Why sample size matters for low-traffic sites
Sample size matters because significance depends on the number of conversions, not just calendar time. A low-traffic site needs to run tests for longer to accumulate enough visitors and conversions to reach confidence. A page with 200 visits a month simply cannot produce a trustworthy result in two weeks.
If your traffic is modest, you have a few options. Test higher up the funnel where volume is greatest, such as your homepage or main landing page. Test bolder changes that produce bigger effects, since large differences reach significance faster than small ones. Or extend the test window and accept that fewer, slower tests are the honest reality of lower traffic. Do not compensate by lowering your confidence threshold, that just manufactures false winners. Driving more qualified traffic through SEO and Google Ads also shortens the time every future test needs to reach significance.
Why shouldn’t you peek at results and stop early?
You shouldn’t stop early because significance fluctuates wildly before enough data accumulates, and “peeking” lets you cherry-pick a moment that looks like a win. Early in a test, a variation can show 99% significance one day and 60% the next. Stopping the moment it looks good locks in a result that was never stable.
This is one of the most common and costly A/B testing mistakes. Decide your test duration and significance threshold before you launch, then leave it alone until those conditions are met. Checking progress is fine; acting on a premature spike is not. Remove emotion from the decision and let the predetermined data thresholds make the call, not your excitement about an early lead.
What are the most common A/B testing mistakes?

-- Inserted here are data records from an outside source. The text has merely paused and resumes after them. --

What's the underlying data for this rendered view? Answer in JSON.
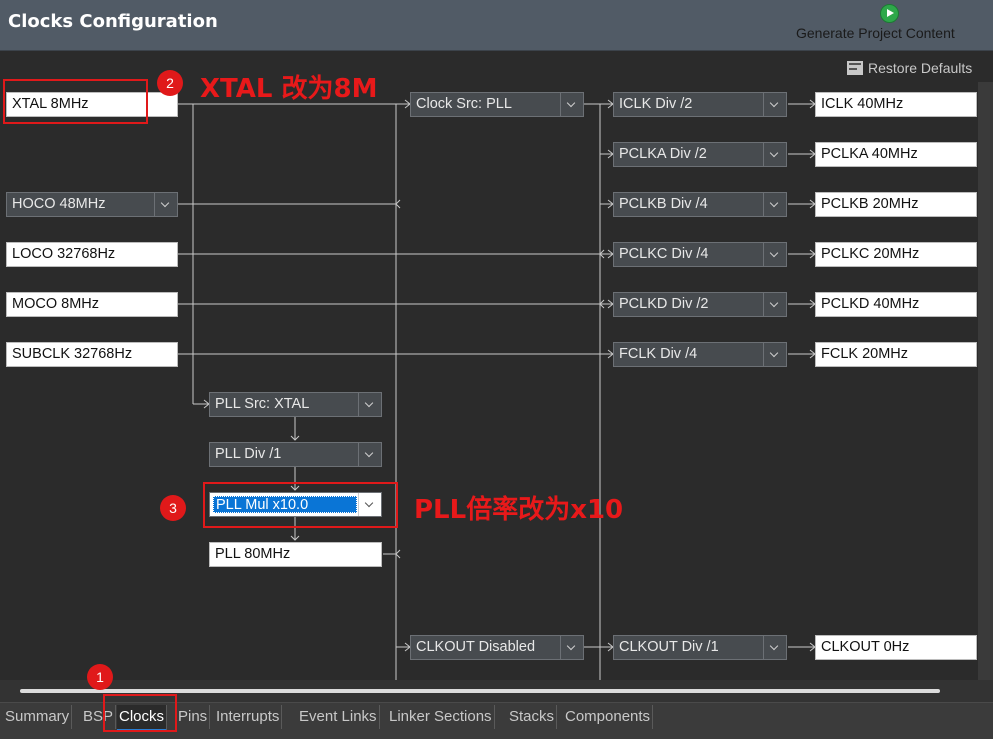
{
  "header": {
    "title": "Clocks Configuration",
    "generate_label": "Generate Project Content",
    "restore_label": "Restore Defaults"
  },
  "sources": {
    "xtal": "XTAL 8MHz",
    "hoco": "HOCO 48MHz",
    "loco": "LOCO 32768Hz",
    "moco": "MOCO 8MHz",
    "subclk": "SUBCLK 32768Hz"
  },
  "pll": {
    "src": "PLL Src: XTAL",
    "div": "PLL Div /1",
    "mul": "PLL Mul x10.0",
    "out": "PLL 80MHz"
  },
  "clock_src": "Clock Src: PLL",
  "clkout_src": "CLKOUT Disabled",
  "dividers": {
    "iclk": "ICLK Div /2",
    "pclka": "PCLKA Div /2",
    "pclkb": "PCLKB Div /4",
    "pclkc": "PCLKC Div /4",
    "pclkd": "PCLKD Div /2",
    "fclk": "FCLK Div /4",
    "clkout": "CLKOUT Div /1"
  },
  "outputs": {
    "iclk": "ICLK 40MHz",
    "pclka": "PCLKA 40MHz",
    "pclkb": "PCLKB 20MHz",
    "pclkc": "PCLKC 20MHz",
    "pclkd": "PCLKD 40MHz",
    "fclk": "FCLK 20MHz",
    "clkout": "CLKOUT 0Hz"
  },
  "annotations": {
    "badge1": "1",
    "badge2": "2",
    "badge3": "3",
    "xtal_note": "XTAL 改为8M",
    "pll_note": "PLL倍率改为x10"
  },
  "tabs": [
    "Summary",
    "BSP",
    "Clocks",
    "Pins",
    "Interrupts",
    "Event Links",
    "Linker Sections",
    "Stacks",
    "Components"
  ],
  "active_tab": "Clocks",
  "colors": {
    "annotation_red": "#e0191a",
    "selection_blue": "#0a75d6",
    "header_bg": "#515b66",
    "canvas_bg": "#2b2b2b"
  }
}
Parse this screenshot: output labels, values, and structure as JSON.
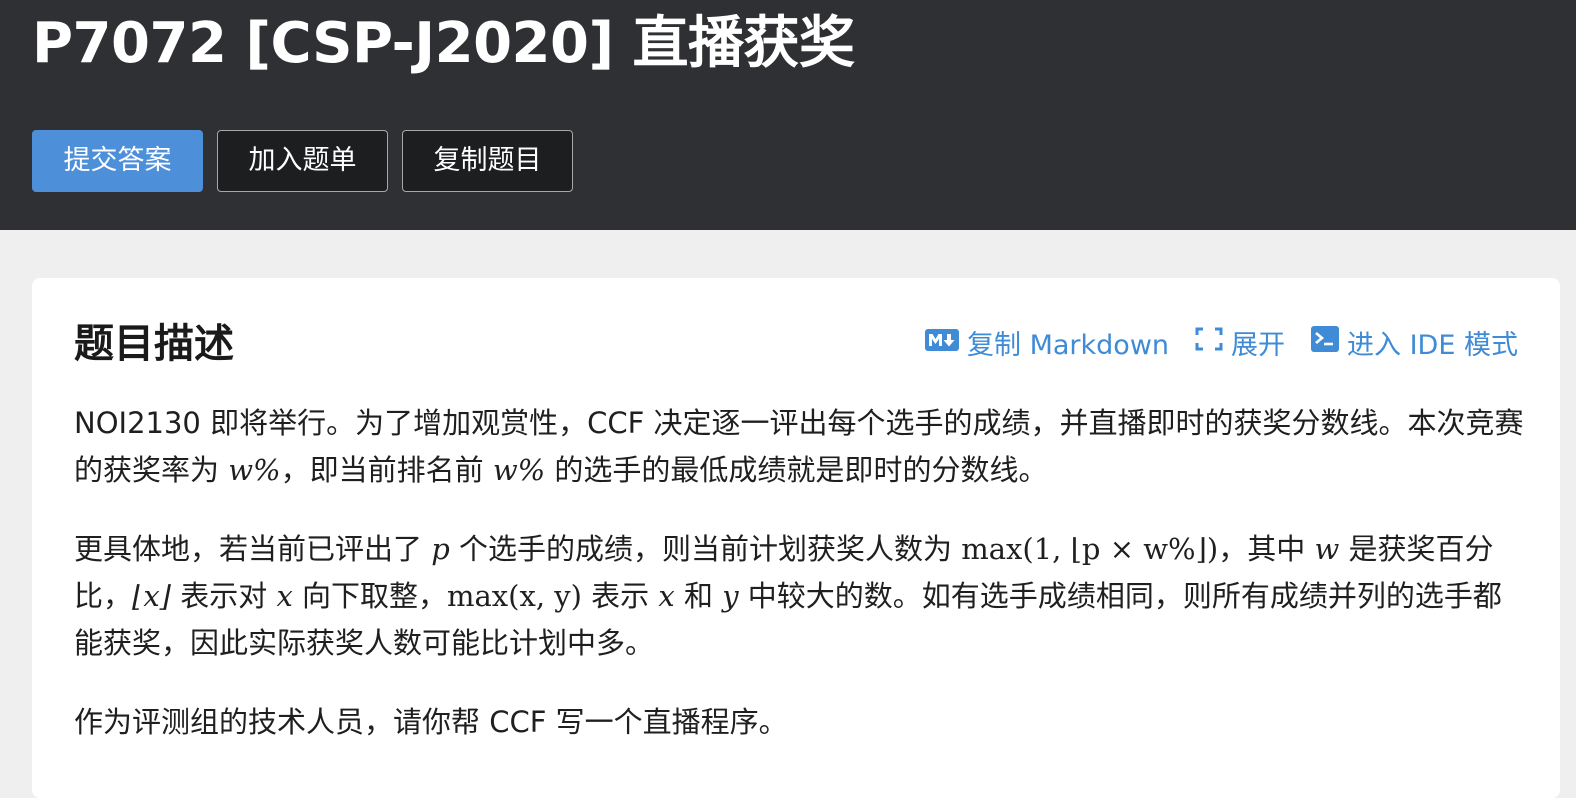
{
  "header": {
    "title": "P7072 [CSP-J2020] 直播获奖",
    "buttons": {
      "submit": "提交答案",
      "add_to_list": "加入题单",
      "copy_problem": "复制题目"
    }
  },
  "section": {
    "title": "题目描述",
    "actions": {
      "copy_markdown": "复制 Markdown",
      "expand": "展开",
      "ide_mode": "进入 IDE 模式"
    }
  },
  "paragraphs": {
    "p1": {
      "a": "NOI2130 即将举行。为了增加观赏性，CCF 决定逐一评出每个选手的成绩，并直播即时的获奖分数线。本次竞赛的获奖率为 ",
      "m1": "w%",
      "b": "，即当前排名前 ",
      "m2": "w%",
      "c": " 的选手的最低成绩就是即时的分数线。"
    },
    "p2": {
      "a": "更具体地，若当前已评出了 ",
      "m1": "p",
      "b": " 个选手的成绩，则当前计划获奖人数为 ",
      "m2": "max(1, ⌊p × w%⌋)",
      "c": "，其中 ",
      "m3": "w",
      "d": " 是获奖百分比，",
      "m4": "⌊x⌋",
      "e": " 表示对 ",
      "m5": "x",
      "f": " 向下取整，",
      "m6": "max(x, y)",
      "g": " 表示 ",
      "m7": "x",
      "h": " 和 ",
      "m8": "y",
      "i": " 中较大的数。如有选手成绩相同，则所有成绩并列的选手都能获奖，因此实际获奖人数可能比计划中多。"
    },
    "p3": "作为评测组的技术人员，请你帮 CCF 写一个直播程序。"
  },
  "icons": {
    "markdown": "markdown-icon",
    "expand": "expand-icon",
    "terminal": "terminal-icon"
  },
  "colors": {
    "header_bg": "#2f3033",
    "primary": "#4d8fd9",
    "link": "#3f8bd6",
    "page_bg": "#efefef"
  }
}
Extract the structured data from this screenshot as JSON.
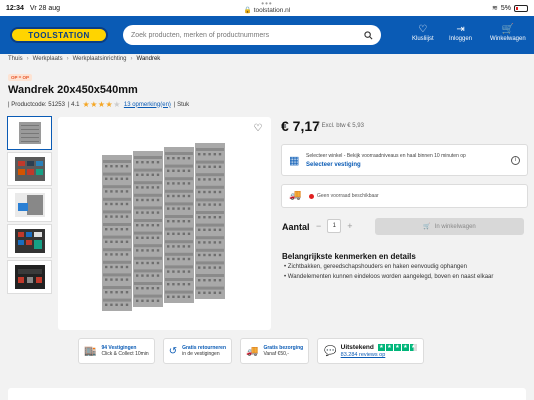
{
  "statusbar": {
    "time": "12:34",
    "date": "Vr 28 aug",
    "url": "toolstation.nl",
    "battery": "5%"
  },
  "header": {
    "logo_text": "TOOLSTATION",
    "search_placeholder": "Zoek producten, merken of productnummers",
    "items": [
      {
        "label": "Klusliijst",
        "icon": "heart-icon"
      },
      {
        "label": "Inloggen",
        "icon": "login-icon"
      },
      {
        "label": "Winkelwagen",
        "icon": "cart-icon"
      }
    ]
  },
  "breadcrumb": [
    "Thuis",
    "Werkplaats",
    "Werkplaatsinrichting",
    "Wandrek"
  ],
  "product": {
    "badge": "OP = OP",
    "title": "Wandrek 20x450x540mm",
    "code_label": "| Productcode: 51253",
    "rating_text": "| 4.1",
    "rating_value": 4.1,
    "reviews_text": "13 opmerking(en)",
    "unit_text": "| Stuk",
    "price": "€ 7,17",
    "price_ex": "Excl. btw € 5,93"
  },
  "store": {
    "line1": "Selecteer winkel - Bekijk voorraadniveaus en haal binnen 10 minuten op",
    "line2": "Selecteer vestiging"
  },
  "delivery": {
    "status": "Geen voorraad beschikbaar"
  },
  "quantity": {
    "label": "Aantal",
    "value": "1",
    "minus": "−",
    "plus": "+"
  },
  "cart_button": "In winkelwagen",
  "features": {
    "title": "Belangrijkste kenmerken en details",
    "items": [
      "Zichtbakken, gereedschapshouders en haken eenvoudig ophangen",
      "Wandelementen kunnen eindeloos worden aangelegd, boven en naast elkaar"
    ]
  },
  "usps": [
    {
      "title": "94 Vestigingen",
      "sub": "Click & Collect 10min",
      "icon": "store-icon"
    },
    {
      "title": "Gratis retourneren",
      "sub": "in de vestigingen",
      "icon": "return-icon"
    },
    {
      "title": "Gratis bezorging",
      "sub": "Vanaf €50,-",
      "icon": "truck-icon"
    }
  ],
  "trustpilot": {
    "label": "Uitstekend",
    "reviews": "83.284 reviews op",
    "score_stars": 4.5
  },
  "colors": {
    "brand_blue": "#0a5bb5",
    "logo_yellow": "#ffd400",
    "trustpilot_green": "#00b67a"
  }
}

The most common mistakes are calling tests too early, testing too many variables at once, and ignoring seasonality. Each one corrupts your data: early calls capture noise, multiple variables make it impossible to know what worked, and seasonal spikes like Black Friday distort baseline behaviour and inflate or hide true effects.
Test one variable at a time so a result has a clear cause. If you change the headline and the button and the layout together, a lift tells you nothing actionable. Watch the calendar too, running a test across Black Friday, a long weekend, or a major payday means your control and variation are measured under abnormal conditions. Either avoid those windows or run long enough that they wash out. Above all, decide on data, not on which version you personally prefer. For a structured pre-launch check, use our CRO audit for South Africa.
Frequently asked questions
Is 90% statistical significance good enough to act on?
90% is a reasonable threshold for lower-risk changes, meaning a 10% chance the result is random. For high-stakes changes affecting revenue or major pages, aim for 95%. If a test is above 70% but will not reach 90%, running it past four weeks gives enough data to make a sensible, defensible decision.
Can I run multiple A/B tests at the same time?
Yes, but only on separate, non-overlapping pages or audiences so they do not contaminate each other. Running two tests on the same page or funnel step makes it impossible to attribute results. For most South African sites with moderate traffic, running tests sequentially produces cleaner, more trustworthy answers.
Should I pause A/B tests during Black Friday?
Usually yes. Black Friday and other seasonal peaks produce abnormal visitor behaviour that distorts both your control and variation, so results will not generalise to normal periods. Either pause tests during these windows, or run them long enough afterwards that the seasonal spike becomes a small part of the overall dataset.